Des fillettes de dix ans victimes de harcèlement de rue

Jusqu’à quel point la banalisation du harcèlement de rue dont sont victimes des petites filles de 10 ans contribue-t-elle à exacerber le phénomène ? C’est une question troublante que soulève la lecture d’une récente étude démontrant que, dès le plus jeune âge, les fillettes sont victimes de ce qu’on pourrait appeler la pédocriminalité de la rue. Pire : elles n’osent parler de ce qu’elles ont vécu et, si elles le font, leurs propos sont souvent reçus avec un haussement d’épaules.

Une étude qualitative produite conjointement par le Centre d’éducation et d’action des femmes de Montréal (CEAF) et l’UQAM tend le micro à des femmes et des fillettes montréalaises qui racontent comment, dès la plus tendre enfance, circuler dans la rue ou prendre le métro sont devenus des gestes qu’elles ont cessé de faire sans être aux aguets, conscientes qu’elles sont d’une menace qui plane dans l’espace public.

Exagération ? Non, car malheureusement les chiffres sont là pour confirmer que le danger existe. Au Québec, 11 % des femmes affirment avoir été victimes d’une agression sexuelle commise par une personne adulte avant l’âge de 15 ans, selon une étude de l’Institut national de santé publique publiée en 2022. C’est énorme.

L’automne dernier, des chercheuses de l’UQAM ont conclu que deux personnes sur trois, dans un lot de 3300 répondants, avaient vécu du harcèlement de rue en 2020-2021. Dans la rue, dans un parc, sur un trottoir ou un terrain de stationnement, de jour ou de nuit. Fait choquant, plus de la moitié des personnes harcelées ont affirmé n’avoir reçu aucune aide de la part des témoins des événements.
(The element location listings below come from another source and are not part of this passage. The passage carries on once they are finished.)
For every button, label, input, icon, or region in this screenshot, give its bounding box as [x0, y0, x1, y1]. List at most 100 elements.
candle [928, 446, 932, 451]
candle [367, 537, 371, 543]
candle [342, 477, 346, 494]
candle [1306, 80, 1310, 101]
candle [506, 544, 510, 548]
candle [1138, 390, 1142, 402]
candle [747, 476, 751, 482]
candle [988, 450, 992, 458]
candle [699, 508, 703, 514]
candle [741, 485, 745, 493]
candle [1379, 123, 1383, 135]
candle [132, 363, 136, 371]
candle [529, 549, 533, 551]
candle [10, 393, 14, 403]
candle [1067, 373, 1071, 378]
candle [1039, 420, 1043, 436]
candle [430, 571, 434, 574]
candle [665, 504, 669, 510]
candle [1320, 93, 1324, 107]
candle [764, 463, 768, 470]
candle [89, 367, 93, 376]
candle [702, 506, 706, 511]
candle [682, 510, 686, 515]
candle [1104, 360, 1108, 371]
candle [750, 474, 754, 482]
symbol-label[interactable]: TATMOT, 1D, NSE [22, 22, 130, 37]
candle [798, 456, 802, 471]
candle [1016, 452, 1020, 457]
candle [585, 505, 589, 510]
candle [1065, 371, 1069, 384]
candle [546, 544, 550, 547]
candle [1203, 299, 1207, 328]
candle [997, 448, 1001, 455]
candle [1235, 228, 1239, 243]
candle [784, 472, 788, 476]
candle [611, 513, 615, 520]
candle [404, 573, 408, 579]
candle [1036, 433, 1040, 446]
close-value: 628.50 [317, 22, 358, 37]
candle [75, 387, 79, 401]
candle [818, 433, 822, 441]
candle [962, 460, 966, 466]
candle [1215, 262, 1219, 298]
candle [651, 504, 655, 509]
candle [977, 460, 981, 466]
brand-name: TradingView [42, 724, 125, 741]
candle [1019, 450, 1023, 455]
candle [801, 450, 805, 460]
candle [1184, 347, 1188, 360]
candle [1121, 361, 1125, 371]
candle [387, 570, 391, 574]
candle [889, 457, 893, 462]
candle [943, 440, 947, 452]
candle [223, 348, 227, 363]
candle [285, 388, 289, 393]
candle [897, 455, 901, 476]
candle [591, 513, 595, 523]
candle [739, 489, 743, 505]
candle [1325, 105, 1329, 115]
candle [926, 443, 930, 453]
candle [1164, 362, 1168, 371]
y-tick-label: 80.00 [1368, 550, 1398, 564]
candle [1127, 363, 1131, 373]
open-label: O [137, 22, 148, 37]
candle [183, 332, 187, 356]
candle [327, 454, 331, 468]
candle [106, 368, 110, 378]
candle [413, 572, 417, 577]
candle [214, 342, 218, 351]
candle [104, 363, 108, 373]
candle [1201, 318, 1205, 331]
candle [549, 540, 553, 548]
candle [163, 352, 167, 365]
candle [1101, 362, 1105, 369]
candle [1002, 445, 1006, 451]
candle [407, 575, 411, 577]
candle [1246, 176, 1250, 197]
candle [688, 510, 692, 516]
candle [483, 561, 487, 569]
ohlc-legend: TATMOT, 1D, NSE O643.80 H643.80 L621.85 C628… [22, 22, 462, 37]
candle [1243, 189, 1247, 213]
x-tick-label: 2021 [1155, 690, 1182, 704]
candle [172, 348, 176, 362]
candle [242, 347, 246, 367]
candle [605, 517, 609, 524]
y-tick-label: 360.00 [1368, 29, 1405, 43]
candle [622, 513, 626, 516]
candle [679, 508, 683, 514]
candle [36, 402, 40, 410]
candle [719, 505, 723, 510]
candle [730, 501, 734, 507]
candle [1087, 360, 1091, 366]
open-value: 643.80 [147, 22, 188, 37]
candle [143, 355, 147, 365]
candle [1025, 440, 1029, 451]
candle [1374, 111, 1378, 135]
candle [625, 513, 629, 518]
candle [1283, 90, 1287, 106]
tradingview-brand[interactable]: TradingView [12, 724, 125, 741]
Les témoignages recueillis par le CEAF et l’UQAM racontent la peur de marcher seule dans la rue, les réflexes d’évitement et de camouflage développés par les filles, la honte de relater l’agression survenue en plein jour, les tentatives infructueuses d’interpeller l’entourage pour dénoncer celle-ci. Cet axe des confessions est révoltant, car c’est bel et bien dans la banalisation et l’absence de dénonciation que l’on participe, comme société, à protéger les agresseurs.

Le danger de la banalisation est abyssal. C’est ce qui fait que, dans une école où sévit un enseignant aux mains baladeuses, la loi du silence s’impose, et laisse des victimes dans son sillage. Doublée à la peur de se mêler des affaires des autres, la banalisation laisse de petits et de grands drames se forger dans des maisons, des établissements, des entreprises et aussi dans la rue. On a vu, on a entendu, on a su, mais on n’a pas voulu s’en mêler. Cachez ce drame que je ne saurais voir.